Visible to Intel only — GUID: GUID-65BF513D-66DC-408D-897E-704027C24083
Visible to Intel only — GUID: GUID-65BF513D-66DC-408D-897E-704027C24083
DPCT1117
Message
There is atomicInc/Dec operation on <argument 2> and value of <argument 2> was scaled by migration for performance, refer to DPCT1116. Using the value of <argument 2> through <argument 1> should also be scaled by dividing or multiplying <expression>. You may need to adjust the code.
Detailed Help
An optimized method has been applied to migrate atomicInc/atomicDec. To align with this optimized method, some scaling adjustments are required to ensure that values remain consistent and accurate after migration. Refer to DPCT1116 for more details.
When the code utilizes the address of an atomic variable, all the assignments of value or reference of value operation through the atomic variable address also need to be scaled by multiplying or dividing a step. Atomic variables also need to be scaled appropriately for all host-side memory operations.
Suggestions to Fix
For example, this original CUDA* code:
__device__ unsigned int a1;
__global__ void kernel(){
...
unsigned int old_val = atomicInc(&a1, 0x7fffffff);
...
}
int main(){
unsigned int result;
unsigned int *d_addr;
cudaGetSymbolAddress((void **)&d_addr, a1);
cudaMemset(d_addr, 2, sizeof(unsigned int));
kernel<<<1, 100>>>();
...
cudaMemcpy(&result, d_addr, sizeof(unsigned int), cudaMemcpyDeviceToHost);
...
}
results in the following migrated SYCL* code:
dpct::global_memory<unsigned int, 0> a1;
void kernel(unsigned int &a1){
...
/*
DPCT1116:0: The atomicInc was migrated to dpct::atomic_fetch_add(&a1, 2) / 2 for performance, and 2 is computed by (UINT_MAX + 1) / (‘0x7fffffff’ + 1).
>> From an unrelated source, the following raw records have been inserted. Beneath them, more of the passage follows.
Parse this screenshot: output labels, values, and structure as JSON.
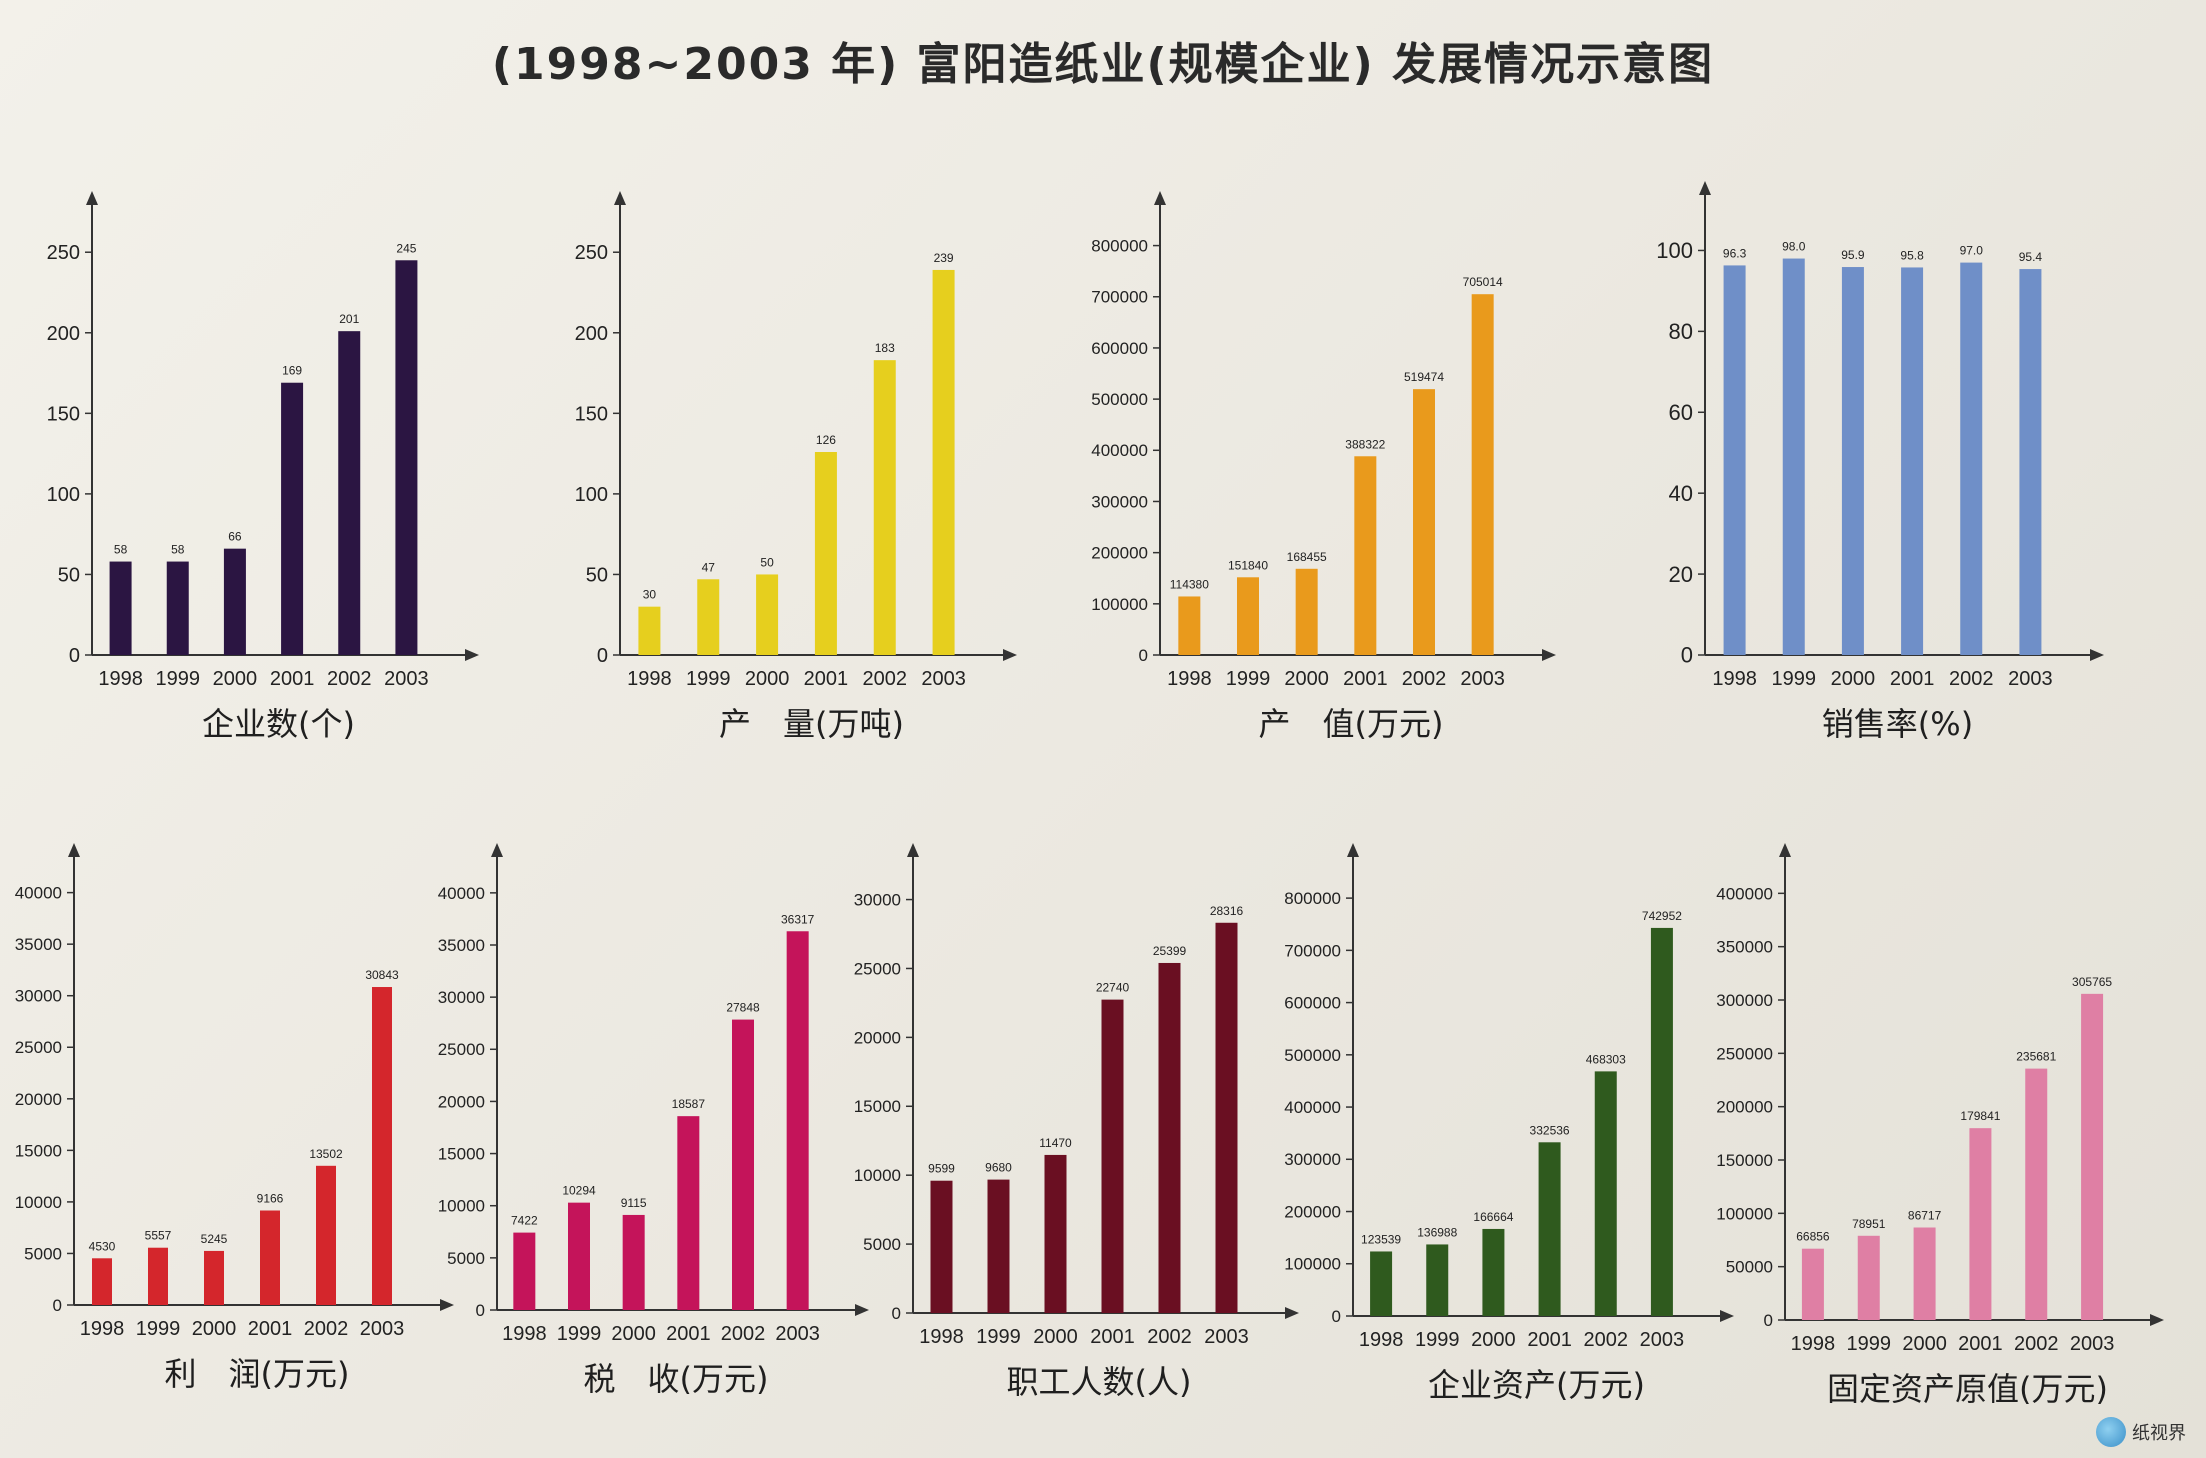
{
  "title": "(1998~2003 年) 富阳造纸业(规模企业) 发展情况示意图",
  "watermark": "纸视界",
  "chart_data": [
    {
      "type": "bar",
      "title": "企业数(个)",
      "categories": [
        "1998",
        "1999",
        "2000",
        "2001",
        "2002",
        "2003"
      ],
      "values": [
        58,
        58,
        66,
        169,
        201,
        245
      ],
      "value_labels": [
        "58",
        "58",
        "66",
        "169",
        "201",
        "245"
      ],
      "ylim": [
        0,
        270
      ],
      "yticks": [
        0,
        50,
        100,
        150,
        200,
        250
      ],
      "color": "#2b1542"
    },
    {
      "type": "bar",
      "title": "产　量(万吨)",
      "categories": [
        "1998",
        "1999",
        "2000",
        "2001",
        "2002",
        "2003"
      ],
      "values": [
        30,
        47,
        50,
        126,
        183,
        239
      ],
      "value_labels": [
        "30",
        "47",
        "50",
        "126",
        "183",
        "239"
      ],
      "ylim": [
        0,
        270
      ],
      "yticks": [
        0,
        50,
        100,
        150,
        200,
        250
      ],
      "color": "#e6cf1e"
    },
    {
      "type": "bar",
      "title": "产　值(万元)",
      "categories": [
        "1998",
        "1999",
        "2000",
        "2001",
        "2002",
        "2003"
      ],
      "values": [
        114380,
        151840,
        168455,
        388322,
        519474,
        705014
      ],
      "value_labels": [
        "114380",
        "151840",
        "168455",
        "388322",
        "519474",
        "705014"
      ],
      "ylim": [
        0,
        850000
      ],
      "yticks": [
        0,
        100000,
        200000,
        300000,
        400000,
        500000,
        600000,
        700000,
        800000
      ],
      "color": "#e99a1c"
    },
    {
      "type": "bar",
      "title": "销售率(%)",
      "categories": [
        "1998",
        "1999",
        "2000",
        "2001",
        "2002",
        "2003"
      ],
      "values": [
        96.3,
        98.0,
        95.9,
        95.8,
        97.0,
        95.4
      ],
      "value_labels": [
        "96.3",
        "98.0",
        "95.9",
        "95.8",
        "97.0",
        "95.4"
      ],
      "ylim": [
        0,
        110
      ],
      "yticks": [
        0,
        20,
        40,
        60,
        80,
        100
      ],
      "color": "#6f8fc8"
    },
    {
      "type": "bar",
      "title": "利　润(万元)",
      "categories": [
        "1998",
        "1999",
        "2000",
        "2001",
        "2002",
        "2003"
      ],
      "values": [
        4530,
        5557,
        5245,
        9166,
        13502,
        30843
      ],
      "value_labels": [
        "4530",
        "5557",
        "5245",
        "9166",
        "13502",
        "30843"
      ],
      "ylim": [
        0,
        42000
      ],
      "yticks": [
        0,
        5000,
        10000,
        15000,
        20000,
        25000,
        30000,
        35000,
        40000
      ],
      "color": "#d4262c"
    },
    {
      "type": "bar",
      "title": "税　收(万元)",
      "categories": [
        "1998",
        "1999",
        "2000",
        "2001",
        "2002",
        "2003"
      ],
      "values": [
        7422,
        10294,
        9115,
        18587,
        27848,
        36317
      ],
      "value_labels": [
        "7422",
        "10294",
        "9115",
        "18587",
        "27848",
        "36317"
      ],
      "ylim": [
        0,
        42000
      ],
      "yticks": [
        0,
        5000,
        10000,
        15000,
        20000,
        25000,
        30000,
        35000,
        40000
      ],
      "color": "#c4145a"
    },
    {
      "type": "bar",
      "title": "职工人数(人)",
      "categories": [
        "1998",
        "1999",
        "2000",
        "2001",
        "2002",
        "2003"
      ],
      "values": [
        9599,
        9680,
        11470,
        22740,
        25399,
        28316
      ],
      "value_labels": [
        "9599",
        "9680",
        "11470",
        "22740",
        "25399",
        "28316"
      ],
      "ylim": [
        0,
        32000
      ],
      "yticks": [
        0,
        5000,
        10000,
        15000,
        20000,
        25000,
        30000
      ],
      "color": "#6a0f22"
    },
    {
      "type": "bar",
      "title": "企业资产(万元)",
      "categories": [
        "1998",
        "1999",
        "2000",
        "2001",
        "2002",
        "2003"
      ],
      "values": [
        123539,
        136988,
        166664,
        332536,
        468303,
        742952
      ],
      "value_labels": [
        "123539",
        "136988",
        "166664",
        "332536",
        "468303",
        "742952"
      ],
      "ylim": [
        0,
        850000
      ],
      "yticks": [
        0,
        100000,
        200000,
        300000,
        400000,
        500000,
        600000,
        700000,
        800000
      ],
      "color": "#2f5a1e"
    },
    {
      "type": "bar",
      "title": "固定资产原值(万元)",
      "categories": [
        "1998",
        "1999",
        "2000",
        "2001",
        "2002",
        "2003"
      ],
      "values": [
        66856,
        78951,
        86717,
        179841,
        235681,
        305765
      ],
      "value_labels": [
        "66856",
        "78951",
        "86717",
        "179841",
        "235681",
        "305765"
      ],
      "ylim": [
        0,
        420000
      ],
      "yticks": [
        0,
        50000,
        100000,
        150000,
        200000,
        250000,
        300000,
        350000,
        400000
      ],
      "color": "#df7fa4"
    }
  ]
}
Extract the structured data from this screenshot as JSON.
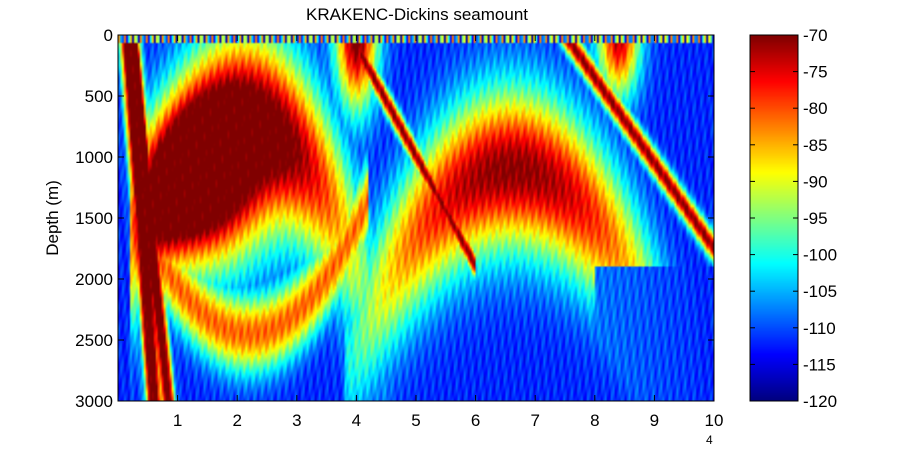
{
  "chart_data": {
    "type": "heatmap",
    "title": "KRAKENC-Dickins seamount",
    "xlabel": "",
    "ylabel": "Depth (m)",
    "x_exponent_label": "4",
    "x_ticks": [
      1,
      2,
      3,
      4,
      5,
      6,
      7,
      8,
      9,
      10
    ],
    "x_tick_labels": [
      "1",
      "2",
      "3",
      "4",
      "5",
      "6",
      "7",
      "8",
      "9",
      "10"
    ],
    "xlim": [
      0,
      10
    ],
    "y_ticks": [
      0,
      500,
      1000,
      1500,
      2000,
      2500,
      3000
    ],
    "y_tick_labels": [
      "0",
      "500",
      "1000",
      "1500",
      "2000",
      "2500",
      "3000"
    ],
    "ylim": [
      0,
      3000
    ],
    "y_reversed": true,
    "colormap": "jet",
    "colorbar": {
      "ticks": [
        -70,
        -75,
        -80,
        -85,
        -90,
        -95,
        -100,
        -105,
        -110,
        -115,
        -120
      ],
      "tick_labels": [
        "-70",
        "-75",
        "-80",
        "-85",
        "-90",
        "-95",
        "-100",
        "-105",
        "-110",
        "-115",
        "-120"
      ],
      "clim": [
        -120,
        -70
      ]
    },
    "colors": {
      "frame": "#000000",
      "jet_low": "#00008f",
      "jet_high": "#800000"
    }
  }
}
This migration requires the initial value of ‘a1’ to be scaled by multiplying 2, and any usage of value of ‘a1’ outside atomic function to be scaled by dividing 2.
*/
unsigned int old_val = dpct::atomic_fetch_add<sycl::access::address_space::generic_space>(&a1, 2) / 2;
...
}
int main(){
dpct::device_ext &dev_ct1 = dpct::get_current_device();
sycl::queue &q_ct1 = dev_ct1.default_queue();
unsigned int result;
unsigned int *d_addr;
/*
DPCT1117:3: There is atomicInc/Dec operation on 'a1' and value of 'a1' was scaled by migration for performance, refer to DPCT1116. Using value of 'a1' through 'd_addr' should also be scaled by dividing or multiplying 2. You may need to adjust the code.
*/
*((void **)&d_addr) = a1.get_ptr();
q_ct1.memset(d_addr, 2, sizeof(unsigned int)).wait();
q_ct1.submit(
[&](sycl::handler &cgh) {
a1.init();
auto a1_ptr_ct1 = a1.get_ptr();
cgh.parallel_for(
sycl::nd_range<3>(sycl::range<3>(1, 1, 100), sycl::range<3>(1, 1, 100)),
[=](sycl::nd_item<3> item_ct1) {
kernel1(*a1_ptr_ct1);
});
});
...
q_ct1.memcpy(&result, d_addr, sizeof(unsigned int)).wait();
...
}
which is rewritten to:
dpct::global_memory<unsigned int, 0> a1;
void kernel(unsigned int &a1){
...
unsigned int old_val = dpct::atomic_fetch_add<sycl::access::address_space::generic_space>(&a1, 2) / 2;
...
}
int main(){
dpct::device_ext &dev_ct1 = dpct::get_current_device();
sycl::queue &q_ct1 = dev_ct1.default_queue();
unsigned int result;
unsigned int *d_addr;
*((void **)&d_addr) = a1.get_ptr();
q_ct1.memset(d_addr, 2 * 2, sizeof(unsigned int)).wait();
q_ct1.submit(
[&](sycl::handler &cgh) {
a1.init();
auto a1_ptr_ct1 = a1.get_ptr();
cgh.parallel_for(
sycl::nd_range<3>(sycl::range<3>(1, 1, 100), sycl::range<3>(1, 1, 100)),
[=](sycl::nd_item<3> item_ct1) {
kernel1(*a1_ptr_ct1);
});
});
...
q_ct1.memcpy(&result, d_addr, sizeof(unsigned int)).wait();
result = result / 2;
...
}